LES PREMIERS BALBUTIEMENTS DU CINÉMA AUX ÉTATS-UNIS Aux États-Unis, Edison tente d'inventer un engin pouvant projeter des images. Il atteindra son but en 1891 avec le kinétoscope:
Quatre années plus tard, les Frères Lumières s'adonnent à la première démonstration publique de leur cinématographe, engin qui donne des résultats plus impressionnants que le kinétoscope d'Edison. C'est d'ailleurs pour cette raison que ce dernier s'unit à Thomas Armat et créent le Edison Vitagraph. Voyant le potentiel commercial de l'engin, Edison voulait trouver un système qui lui permettrait d'exploiter et d'améliorer son invention de 1891. La première représentation publique de cet engin aura lieu le 23 avril 1896 à New York au Koster and Bial's Music Hall [3]. Au tout début, beaucoup de petites compagnies indépendantes s'adonnaient à l'exploitation de leurs machines:
Cependant, dans le but d'écraser la concurrence, Edison brevette son invention, question d'être le seul à pouvoir toucher les profits sur l'exploitation de sa machine à projeter des images. Ainsi, lorsqu'Edison ne faisait pas d'argent sur la vente d'une de ses machines pour un compétiteur, il en faisait sur les redevances reliées à son brevet sur l'invention.

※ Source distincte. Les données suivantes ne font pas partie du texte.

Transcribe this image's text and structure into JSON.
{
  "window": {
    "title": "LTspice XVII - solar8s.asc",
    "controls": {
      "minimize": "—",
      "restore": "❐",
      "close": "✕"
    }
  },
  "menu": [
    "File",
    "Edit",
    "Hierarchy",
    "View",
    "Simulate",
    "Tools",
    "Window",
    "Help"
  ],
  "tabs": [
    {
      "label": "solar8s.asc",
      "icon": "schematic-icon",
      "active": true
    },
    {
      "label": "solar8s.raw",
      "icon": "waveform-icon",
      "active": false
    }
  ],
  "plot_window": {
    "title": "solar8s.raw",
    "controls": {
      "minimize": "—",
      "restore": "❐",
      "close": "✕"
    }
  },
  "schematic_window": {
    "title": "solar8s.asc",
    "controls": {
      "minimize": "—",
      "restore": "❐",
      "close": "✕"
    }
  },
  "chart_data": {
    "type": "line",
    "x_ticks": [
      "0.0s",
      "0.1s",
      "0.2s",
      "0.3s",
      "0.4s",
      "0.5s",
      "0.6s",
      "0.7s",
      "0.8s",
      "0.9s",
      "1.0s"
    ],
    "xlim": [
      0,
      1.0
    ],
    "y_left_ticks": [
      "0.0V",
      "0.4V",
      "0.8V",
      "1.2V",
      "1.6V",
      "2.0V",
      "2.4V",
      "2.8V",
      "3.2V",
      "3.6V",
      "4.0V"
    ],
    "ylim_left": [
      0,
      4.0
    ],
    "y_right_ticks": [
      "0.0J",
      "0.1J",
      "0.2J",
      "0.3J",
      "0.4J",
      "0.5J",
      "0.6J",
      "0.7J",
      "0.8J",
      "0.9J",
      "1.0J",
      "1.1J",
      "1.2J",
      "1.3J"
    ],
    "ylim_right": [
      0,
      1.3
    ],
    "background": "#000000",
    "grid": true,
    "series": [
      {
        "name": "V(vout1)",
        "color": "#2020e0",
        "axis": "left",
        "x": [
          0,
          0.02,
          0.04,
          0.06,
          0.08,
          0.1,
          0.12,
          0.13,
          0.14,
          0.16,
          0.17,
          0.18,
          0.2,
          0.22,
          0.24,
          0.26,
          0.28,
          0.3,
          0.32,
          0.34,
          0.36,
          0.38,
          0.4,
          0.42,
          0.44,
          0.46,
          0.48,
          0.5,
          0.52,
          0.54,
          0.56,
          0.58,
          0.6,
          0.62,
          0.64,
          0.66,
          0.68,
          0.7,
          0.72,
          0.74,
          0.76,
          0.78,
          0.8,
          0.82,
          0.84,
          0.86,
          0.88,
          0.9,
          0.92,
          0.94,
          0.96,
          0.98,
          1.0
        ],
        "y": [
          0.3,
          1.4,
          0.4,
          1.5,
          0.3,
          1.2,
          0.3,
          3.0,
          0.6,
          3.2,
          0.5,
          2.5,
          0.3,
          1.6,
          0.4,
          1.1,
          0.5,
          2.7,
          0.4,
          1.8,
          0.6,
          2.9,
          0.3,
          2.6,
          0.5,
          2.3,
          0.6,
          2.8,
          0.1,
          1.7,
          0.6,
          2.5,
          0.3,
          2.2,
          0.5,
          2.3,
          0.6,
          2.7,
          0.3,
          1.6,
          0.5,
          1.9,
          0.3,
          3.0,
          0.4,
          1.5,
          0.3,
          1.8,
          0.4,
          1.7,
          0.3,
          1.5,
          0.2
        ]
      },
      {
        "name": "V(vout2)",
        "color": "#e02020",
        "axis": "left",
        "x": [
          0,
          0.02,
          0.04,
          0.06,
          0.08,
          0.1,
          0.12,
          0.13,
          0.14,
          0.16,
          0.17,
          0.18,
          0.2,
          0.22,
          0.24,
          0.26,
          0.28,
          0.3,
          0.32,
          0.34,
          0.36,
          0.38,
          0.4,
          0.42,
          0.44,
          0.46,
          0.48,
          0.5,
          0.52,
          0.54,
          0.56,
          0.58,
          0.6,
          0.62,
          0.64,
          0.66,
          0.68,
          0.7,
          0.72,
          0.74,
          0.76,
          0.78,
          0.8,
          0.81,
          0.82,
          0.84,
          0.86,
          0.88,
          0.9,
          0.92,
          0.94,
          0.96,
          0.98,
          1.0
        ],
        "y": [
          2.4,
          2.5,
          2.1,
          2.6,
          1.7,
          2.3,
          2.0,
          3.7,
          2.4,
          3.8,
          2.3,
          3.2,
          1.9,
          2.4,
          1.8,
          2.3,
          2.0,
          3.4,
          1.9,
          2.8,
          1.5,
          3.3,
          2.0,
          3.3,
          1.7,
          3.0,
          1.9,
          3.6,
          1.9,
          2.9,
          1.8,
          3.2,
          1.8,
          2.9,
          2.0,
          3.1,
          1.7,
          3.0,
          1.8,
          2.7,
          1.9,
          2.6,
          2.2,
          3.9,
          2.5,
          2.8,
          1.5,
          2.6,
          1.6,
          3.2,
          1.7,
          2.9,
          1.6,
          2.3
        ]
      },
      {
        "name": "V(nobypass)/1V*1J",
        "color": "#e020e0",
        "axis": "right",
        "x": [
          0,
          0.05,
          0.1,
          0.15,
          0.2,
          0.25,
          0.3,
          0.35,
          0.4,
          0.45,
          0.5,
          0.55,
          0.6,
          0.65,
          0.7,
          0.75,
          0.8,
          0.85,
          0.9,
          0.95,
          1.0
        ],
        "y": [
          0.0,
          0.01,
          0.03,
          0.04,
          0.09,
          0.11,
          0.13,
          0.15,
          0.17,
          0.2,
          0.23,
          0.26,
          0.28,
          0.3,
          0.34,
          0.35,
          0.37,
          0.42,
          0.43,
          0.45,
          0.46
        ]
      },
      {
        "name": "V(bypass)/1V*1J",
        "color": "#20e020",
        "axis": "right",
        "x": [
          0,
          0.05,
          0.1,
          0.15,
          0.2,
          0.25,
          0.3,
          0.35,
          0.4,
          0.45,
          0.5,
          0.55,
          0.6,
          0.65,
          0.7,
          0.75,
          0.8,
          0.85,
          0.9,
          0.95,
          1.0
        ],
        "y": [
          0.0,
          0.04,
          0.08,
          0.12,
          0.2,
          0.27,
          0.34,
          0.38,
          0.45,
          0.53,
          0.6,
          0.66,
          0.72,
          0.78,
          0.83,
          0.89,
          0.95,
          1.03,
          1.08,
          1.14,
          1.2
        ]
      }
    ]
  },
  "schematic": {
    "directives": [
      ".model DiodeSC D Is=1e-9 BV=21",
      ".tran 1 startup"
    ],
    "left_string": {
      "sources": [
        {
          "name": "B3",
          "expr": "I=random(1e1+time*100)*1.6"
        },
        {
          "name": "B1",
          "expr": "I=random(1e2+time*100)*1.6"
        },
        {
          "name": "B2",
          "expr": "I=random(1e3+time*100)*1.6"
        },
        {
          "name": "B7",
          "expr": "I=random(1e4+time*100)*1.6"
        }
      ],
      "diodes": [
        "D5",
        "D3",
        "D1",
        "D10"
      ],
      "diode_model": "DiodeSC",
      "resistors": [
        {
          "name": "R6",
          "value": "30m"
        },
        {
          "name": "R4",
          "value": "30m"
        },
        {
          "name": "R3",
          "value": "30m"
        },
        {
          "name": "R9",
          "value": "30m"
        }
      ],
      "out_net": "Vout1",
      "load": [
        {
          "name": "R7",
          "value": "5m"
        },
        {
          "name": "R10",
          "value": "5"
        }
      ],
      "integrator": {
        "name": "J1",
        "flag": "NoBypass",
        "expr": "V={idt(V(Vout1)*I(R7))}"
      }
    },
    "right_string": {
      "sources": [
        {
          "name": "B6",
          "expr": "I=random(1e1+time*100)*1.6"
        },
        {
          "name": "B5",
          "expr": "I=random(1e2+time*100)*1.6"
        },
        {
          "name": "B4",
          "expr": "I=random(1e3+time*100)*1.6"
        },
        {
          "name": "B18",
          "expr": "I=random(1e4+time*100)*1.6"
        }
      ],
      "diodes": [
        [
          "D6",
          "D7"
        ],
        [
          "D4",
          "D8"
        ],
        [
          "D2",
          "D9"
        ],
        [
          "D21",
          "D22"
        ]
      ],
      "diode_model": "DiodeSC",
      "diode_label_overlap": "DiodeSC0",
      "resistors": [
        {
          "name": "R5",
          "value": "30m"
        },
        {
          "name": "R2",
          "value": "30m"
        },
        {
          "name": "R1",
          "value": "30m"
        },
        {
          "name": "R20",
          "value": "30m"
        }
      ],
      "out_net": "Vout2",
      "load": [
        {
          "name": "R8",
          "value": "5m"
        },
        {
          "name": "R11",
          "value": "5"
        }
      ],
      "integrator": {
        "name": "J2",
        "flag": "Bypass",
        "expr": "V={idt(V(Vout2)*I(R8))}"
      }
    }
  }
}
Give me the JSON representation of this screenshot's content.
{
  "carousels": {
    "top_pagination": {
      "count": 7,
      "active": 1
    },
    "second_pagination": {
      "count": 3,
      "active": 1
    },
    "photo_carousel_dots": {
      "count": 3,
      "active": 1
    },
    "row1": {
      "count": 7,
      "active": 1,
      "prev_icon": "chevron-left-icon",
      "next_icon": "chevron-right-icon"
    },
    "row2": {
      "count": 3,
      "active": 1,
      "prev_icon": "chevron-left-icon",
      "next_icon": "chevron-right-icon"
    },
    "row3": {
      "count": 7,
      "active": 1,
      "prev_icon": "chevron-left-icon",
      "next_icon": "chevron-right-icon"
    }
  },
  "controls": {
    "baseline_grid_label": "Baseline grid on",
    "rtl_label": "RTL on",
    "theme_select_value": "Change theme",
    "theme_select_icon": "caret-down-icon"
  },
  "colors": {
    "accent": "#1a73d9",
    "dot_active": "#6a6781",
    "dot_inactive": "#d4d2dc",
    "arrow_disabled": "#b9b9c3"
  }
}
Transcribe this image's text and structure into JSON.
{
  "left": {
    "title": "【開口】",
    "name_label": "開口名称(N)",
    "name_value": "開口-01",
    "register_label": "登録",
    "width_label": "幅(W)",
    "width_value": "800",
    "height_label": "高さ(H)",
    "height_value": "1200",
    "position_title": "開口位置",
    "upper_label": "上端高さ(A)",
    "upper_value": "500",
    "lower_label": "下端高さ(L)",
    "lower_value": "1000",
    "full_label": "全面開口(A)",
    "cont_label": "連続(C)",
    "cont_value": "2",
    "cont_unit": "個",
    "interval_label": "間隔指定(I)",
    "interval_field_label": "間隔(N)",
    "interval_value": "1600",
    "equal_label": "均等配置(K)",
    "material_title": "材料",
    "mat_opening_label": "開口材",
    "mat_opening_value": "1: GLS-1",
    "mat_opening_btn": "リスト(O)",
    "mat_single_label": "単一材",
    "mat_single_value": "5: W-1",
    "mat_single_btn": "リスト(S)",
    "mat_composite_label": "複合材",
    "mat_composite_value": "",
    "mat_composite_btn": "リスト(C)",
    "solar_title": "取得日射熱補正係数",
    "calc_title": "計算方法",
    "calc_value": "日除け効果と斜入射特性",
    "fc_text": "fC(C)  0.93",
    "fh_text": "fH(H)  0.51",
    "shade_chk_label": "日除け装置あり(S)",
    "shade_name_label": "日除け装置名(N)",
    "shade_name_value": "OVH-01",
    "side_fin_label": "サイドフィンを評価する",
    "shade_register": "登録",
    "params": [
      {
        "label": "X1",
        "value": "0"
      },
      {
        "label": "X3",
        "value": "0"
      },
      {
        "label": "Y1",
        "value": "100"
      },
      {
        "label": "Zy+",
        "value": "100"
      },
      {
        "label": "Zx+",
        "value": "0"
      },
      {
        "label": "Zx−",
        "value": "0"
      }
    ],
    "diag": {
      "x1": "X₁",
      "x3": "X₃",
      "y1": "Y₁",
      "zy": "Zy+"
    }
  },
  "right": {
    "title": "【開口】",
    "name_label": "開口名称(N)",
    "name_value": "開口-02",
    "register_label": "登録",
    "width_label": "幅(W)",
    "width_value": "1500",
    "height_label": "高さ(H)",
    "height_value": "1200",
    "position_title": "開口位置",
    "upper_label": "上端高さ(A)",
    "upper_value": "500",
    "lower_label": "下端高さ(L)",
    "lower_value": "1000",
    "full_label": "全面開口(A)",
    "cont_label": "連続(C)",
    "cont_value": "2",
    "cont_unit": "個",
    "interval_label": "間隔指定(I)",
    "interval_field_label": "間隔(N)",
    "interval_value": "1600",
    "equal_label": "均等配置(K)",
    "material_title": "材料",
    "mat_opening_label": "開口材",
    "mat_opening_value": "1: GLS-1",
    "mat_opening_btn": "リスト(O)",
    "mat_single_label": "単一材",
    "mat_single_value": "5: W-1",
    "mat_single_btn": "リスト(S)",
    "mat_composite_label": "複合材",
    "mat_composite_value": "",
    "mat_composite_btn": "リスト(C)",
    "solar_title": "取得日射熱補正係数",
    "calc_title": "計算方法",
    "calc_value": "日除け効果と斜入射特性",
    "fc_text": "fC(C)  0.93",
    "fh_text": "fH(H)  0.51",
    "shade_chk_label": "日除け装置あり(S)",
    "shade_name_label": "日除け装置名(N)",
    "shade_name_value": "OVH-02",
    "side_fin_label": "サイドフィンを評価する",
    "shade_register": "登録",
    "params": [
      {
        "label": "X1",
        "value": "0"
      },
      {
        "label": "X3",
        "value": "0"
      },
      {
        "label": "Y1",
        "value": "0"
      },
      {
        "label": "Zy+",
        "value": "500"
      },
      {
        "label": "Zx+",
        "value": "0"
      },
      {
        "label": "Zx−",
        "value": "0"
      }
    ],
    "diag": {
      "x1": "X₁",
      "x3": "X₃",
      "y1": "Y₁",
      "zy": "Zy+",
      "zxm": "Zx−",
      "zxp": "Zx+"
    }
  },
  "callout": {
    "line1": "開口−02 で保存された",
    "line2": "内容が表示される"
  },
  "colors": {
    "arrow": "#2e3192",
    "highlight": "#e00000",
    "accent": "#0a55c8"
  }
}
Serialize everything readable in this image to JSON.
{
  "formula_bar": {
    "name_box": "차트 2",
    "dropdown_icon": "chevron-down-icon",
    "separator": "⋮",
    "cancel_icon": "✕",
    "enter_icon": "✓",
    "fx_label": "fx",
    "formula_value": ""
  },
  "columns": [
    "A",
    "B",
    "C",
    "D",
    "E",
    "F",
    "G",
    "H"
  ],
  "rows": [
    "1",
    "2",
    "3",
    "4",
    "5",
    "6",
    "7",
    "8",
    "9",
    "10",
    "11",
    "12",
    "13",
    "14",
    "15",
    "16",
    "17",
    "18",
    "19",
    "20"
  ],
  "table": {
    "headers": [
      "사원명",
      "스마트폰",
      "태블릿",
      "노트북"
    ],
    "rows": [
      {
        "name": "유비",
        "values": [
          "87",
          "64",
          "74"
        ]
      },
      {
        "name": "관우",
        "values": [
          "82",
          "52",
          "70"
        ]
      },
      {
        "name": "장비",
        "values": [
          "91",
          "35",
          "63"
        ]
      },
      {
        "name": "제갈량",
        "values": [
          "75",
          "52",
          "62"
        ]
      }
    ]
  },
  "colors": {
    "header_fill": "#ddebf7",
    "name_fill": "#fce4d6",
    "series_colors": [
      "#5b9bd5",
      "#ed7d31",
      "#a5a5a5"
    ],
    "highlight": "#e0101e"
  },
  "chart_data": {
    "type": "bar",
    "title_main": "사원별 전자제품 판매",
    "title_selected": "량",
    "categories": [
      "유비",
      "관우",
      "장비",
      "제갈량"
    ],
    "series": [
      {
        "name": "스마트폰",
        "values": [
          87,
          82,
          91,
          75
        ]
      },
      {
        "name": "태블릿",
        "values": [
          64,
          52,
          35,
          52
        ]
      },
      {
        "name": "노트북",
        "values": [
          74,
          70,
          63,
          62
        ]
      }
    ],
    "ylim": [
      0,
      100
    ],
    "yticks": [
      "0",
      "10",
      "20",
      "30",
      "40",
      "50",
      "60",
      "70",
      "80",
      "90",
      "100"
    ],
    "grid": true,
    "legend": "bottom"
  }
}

1897 à 1908 Cette période est très difficile à relater. En effet, il y avait tellement de petites compagnies, qu'il est fort difficile de peindre une fresque reflétant de façon caractéristique le vécu et toutes les péripéties de ces dernières. Cependant, il nous est possible d'en faire une histoire généralisée, touchant les plus grosses compagnies, qui ont fait la une à l'époque et dont nous avons encore les traces aujourd'hui. Pour ce qui est des petites compagnies, elles sont toutes entrées dans une très grande rivalité. Toutes indépendantes, elles tentent de se tailler leur part du marché, tout en devant s'adapter au fait qu'elles doivent faire affaire à la même compagnie de production et de distribution jusqu'en 1904. En 1907, Edison a mangé les plus petites compagnies, mais pas les grosses. Il devra les prendre en considération. En effet, ces dernières n'ont pas copié son Edison Vitagraph, mais ont des engins compatibles. De plus, certaines de ces compagnies pouvaient se permettre des poursuites judiciaires, car même si elles devaient dédommager Edison, la distribution cinématographique leur était tout de même rentable. Parmi ces cas, nous pouvons citer celui de la Biograph [6]. En 1908, Edison opte pour l'option du trust, considérant à l'époque que ce serait la méthode la plus lucrative :
FONCTIONNEMENT DU TRUST MPPC À l'origine, le trust est composé des membres mentionnés ci-haut [8]. La principale raison pour laquelle Edison inclut Méliès et Pathé dans son cartel est motivée par le fait que ces deux compagnies s'étaient taillées une très grande part du marché. Ces dernières avaient signé un accord d'exclusivité avec Eastman Kodak. Tous les membres licenciés du trust étaient obligés de faire affaire avec cette compagnie. De plus, si d'autres compagnies utilisaient et achetaient de l'équipement de Eastman Kodak, ces dernières devaient payer plus cher que les membres du trust, en raison du fait qu'elles devaient débourser des royalties au Trust pour l'utilisation de ce matériel.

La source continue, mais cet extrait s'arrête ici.